As we've pointed out in an earlier article, the frequencies marked with an asterisk show the 90 nanometer versions of these notebook chips. They're currently codenamed "Dothan", and have a rather impressive 2MB of on die cache, making them good candidates for blades as well as notebooks. And for desktop PCs? That takes us nicely on to the last part of this article.

Politics, Politics, Politics
We understand from a source in Taiwan that when we suggested that the Pentium M chip would make a wonderful desktop processor, all hell broke loose in Santa Clara.

Why?
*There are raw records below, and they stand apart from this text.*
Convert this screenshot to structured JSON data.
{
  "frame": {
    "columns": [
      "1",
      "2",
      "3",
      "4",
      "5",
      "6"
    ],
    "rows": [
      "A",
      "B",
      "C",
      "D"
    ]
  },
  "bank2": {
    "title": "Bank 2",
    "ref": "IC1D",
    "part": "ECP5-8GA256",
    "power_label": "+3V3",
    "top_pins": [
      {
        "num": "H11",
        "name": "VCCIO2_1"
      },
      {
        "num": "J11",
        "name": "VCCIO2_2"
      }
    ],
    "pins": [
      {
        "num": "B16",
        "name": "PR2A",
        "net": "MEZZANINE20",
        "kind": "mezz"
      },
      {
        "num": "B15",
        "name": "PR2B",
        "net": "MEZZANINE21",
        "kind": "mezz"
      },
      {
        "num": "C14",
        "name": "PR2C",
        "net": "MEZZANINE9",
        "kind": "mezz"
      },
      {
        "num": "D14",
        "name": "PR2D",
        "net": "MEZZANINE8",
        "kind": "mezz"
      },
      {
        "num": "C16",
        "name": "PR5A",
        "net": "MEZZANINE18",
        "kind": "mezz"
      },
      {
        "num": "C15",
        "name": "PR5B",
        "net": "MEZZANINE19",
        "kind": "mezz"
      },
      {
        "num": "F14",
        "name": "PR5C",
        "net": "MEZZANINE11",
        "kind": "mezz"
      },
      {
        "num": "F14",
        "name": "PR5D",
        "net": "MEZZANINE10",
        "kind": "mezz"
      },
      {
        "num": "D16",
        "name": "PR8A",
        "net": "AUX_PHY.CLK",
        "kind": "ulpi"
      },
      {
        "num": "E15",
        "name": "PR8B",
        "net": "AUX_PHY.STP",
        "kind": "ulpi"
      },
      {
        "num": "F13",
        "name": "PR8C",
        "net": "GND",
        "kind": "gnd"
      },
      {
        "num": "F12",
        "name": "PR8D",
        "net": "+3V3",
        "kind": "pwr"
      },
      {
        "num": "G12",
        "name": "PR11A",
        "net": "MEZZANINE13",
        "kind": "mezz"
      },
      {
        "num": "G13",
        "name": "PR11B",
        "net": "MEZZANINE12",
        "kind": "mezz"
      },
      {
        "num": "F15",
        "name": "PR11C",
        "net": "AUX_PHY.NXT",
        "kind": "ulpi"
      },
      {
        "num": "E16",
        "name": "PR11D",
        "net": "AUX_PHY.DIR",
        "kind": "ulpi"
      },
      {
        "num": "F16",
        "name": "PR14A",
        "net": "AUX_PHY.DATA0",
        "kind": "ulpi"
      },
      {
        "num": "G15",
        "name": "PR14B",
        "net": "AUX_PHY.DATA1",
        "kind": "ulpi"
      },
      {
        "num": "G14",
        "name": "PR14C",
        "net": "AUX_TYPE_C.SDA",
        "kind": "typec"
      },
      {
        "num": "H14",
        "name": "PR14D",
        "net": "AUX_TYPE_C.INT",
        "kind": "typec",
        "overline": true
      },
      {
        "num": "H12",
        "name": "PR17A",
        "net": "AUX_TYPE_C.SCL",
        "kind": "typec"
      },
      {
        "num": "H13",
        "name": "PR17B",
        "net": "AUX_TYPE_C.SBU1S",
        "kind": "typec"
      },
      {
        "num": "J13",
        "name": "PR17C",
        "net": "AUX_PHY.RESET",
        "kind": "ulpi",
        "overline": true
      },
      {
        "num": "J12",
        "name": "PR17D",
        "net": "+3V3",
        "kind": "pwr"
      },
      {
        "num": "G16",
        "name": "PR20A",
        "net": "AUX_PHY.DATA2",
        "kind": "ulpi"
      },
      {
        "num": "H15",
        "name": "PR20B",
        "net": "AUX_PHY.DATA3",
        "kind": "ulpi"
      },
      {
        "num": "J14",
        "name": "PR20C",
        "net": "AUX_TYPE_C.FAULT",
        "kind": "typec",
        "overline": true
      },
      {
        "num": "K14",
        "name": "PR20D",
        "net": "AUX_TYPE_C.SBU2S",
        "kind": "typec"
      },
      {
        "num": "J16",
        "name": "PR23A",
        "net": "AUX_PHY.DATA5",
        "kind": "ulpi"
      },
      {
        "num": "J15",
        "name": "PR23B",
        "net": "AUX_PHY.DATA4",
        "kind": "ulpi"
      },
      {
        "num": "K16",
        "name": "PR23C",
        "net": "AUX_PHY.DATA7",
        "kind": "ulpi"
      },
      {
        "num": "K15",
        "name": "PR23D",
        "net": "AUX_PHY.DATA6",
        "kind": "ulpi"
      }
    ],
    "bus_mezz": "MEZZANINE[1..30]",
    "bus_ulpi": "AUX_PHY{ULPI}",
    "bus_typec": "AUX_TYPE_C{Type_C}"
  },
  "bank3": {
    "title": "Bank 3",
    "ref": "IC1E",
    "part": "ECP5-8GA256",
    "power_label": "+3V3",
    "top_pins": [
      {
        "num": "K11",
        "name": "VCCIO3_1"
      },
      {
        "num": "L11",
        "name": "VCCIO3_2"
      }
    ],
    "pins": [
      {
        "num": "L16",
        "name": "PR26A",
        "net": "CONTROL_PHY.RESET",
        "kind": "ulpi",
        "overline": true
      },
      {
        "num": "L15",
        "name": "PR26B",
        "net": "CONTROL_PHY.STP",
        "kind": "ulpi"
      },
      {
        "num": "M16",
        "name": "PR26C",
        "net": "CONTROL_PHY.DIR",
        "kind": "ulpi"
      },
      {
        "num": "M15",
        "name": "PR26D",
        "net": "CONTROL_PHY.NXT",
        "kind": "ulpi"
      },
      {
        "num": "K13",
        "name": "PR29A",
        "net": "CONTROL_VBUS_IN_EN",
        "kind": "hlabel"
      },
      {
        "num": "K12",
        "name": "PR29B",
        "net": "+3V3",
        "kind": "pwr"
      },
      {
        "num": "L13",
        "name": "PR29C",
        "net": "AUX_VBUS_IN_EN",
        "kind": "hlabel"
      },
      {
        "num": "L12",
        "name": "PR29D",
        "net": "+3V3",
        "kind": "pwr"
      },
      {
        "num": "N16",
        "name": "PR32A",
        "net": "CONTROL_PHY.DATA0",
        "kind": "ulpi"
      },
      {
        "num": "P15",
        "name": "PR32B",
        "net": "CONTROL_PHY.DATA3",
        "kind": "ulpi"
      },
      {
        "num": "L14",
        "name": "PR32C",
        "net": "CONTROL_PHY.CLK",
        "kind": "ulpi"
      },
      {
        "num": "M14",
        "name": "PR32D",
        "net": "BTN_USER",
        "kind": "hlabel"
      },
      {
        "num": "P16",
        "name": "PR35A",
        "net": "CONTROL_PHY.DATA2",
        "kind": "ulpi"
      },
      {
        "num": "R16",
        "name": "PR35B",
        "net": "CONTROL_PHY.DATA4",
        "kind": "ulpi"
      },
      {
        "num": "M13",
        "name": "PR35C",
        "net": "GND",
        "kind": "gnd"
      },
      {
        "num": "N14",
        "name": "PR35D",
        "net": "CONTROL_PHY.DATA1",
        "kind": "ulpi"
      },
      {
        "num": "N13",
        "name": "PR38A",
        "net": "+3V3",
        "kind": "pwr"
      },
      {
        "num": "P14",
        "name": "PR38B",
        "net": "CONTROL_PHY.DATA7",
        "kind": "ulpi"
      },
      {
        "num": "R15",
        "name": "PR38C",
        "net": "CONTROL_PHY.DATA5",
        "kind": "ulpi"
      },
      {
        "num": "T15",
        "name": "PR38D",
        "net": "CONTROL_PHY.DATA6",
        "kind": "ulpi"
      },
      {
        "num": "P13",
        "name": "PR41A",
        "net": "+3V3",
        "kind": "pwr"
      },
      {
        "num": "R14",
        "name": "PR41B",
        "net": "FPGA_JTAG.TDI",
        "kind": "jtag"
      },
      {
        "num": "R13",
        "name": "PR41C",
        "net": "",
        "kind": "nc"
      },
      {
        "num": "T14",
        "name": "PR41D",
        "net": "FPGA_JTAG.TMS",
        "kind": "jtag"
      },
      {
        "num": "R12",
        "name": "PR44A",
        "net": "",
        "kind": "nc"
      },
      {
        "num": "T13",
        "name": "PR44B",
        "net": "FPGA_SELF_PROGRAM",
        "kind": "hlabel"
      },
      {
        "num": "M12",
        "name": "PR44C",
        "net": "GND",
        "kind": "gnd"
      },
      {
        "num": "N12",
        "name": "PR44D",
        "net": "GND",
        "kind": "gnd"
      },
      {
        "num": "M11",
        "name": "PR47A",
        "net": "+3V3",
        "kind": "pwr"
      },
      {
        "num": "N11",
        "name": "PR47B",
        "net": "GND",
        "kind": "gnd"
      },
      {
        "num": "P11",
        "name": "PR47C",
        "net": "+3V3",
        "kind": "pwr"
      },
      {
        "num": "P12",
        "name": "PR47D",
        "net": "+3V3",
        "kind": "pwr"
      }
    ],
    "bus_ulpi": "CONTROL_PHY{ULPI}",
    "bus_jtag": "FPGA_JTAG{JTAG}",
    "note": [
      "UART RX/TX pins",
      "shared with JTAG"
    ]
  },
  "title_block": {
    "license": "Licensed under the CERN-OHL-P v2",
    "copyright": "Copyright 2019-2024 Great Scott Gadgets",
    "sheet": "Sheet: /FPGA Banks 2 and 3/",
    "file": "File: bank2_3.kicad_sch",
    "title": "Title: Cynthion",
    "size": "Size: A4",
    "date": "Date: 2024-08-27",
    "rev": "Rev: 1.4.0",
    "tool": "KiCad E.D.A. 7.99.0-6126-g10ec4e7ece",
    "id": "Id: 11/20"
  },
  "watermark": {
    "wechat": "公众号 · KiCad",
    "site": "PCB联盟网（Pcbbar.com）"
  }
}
Well, the notebook division of Intel, last time we counted, had a staff of between 600-800, while the desktop processor group, the "glory boys" headed up by Louis "I read the INQUIRER every day" Burns", has many thousands of staff more.

Each division of Intel, rather naturally, pushes its own product lines as far as it can within the organisation, playing for the hearts and minds of the people at the top with the power.

The desktop CPU people must have gone preternaturally ashen faced when they saw the INQ begin the Pentium M for Desktop Crusade. Why, this is the team that's made Intel what it is. It's the creme de la creme, the bee's bollocks, the summum bonum and the rest.

Some little upstart division's CPU, designed by a team of geeks out in Israel couldn't produce a better chip than the desktop group, could they?

Well, comparisons are odious. But looking at this from the outside, it's for sure that the small notebook group, as a team, has done well. In keynote after keynote, CEO Craig Barrett sings the praises of the Pentium M and the Centrino brand. The marketing money is there, and whether the desktop group like it or not, many on the outside, including the INQ staff here, consider the notebook technology - especially given the rate of convergence, to be the leading edge stuff these days.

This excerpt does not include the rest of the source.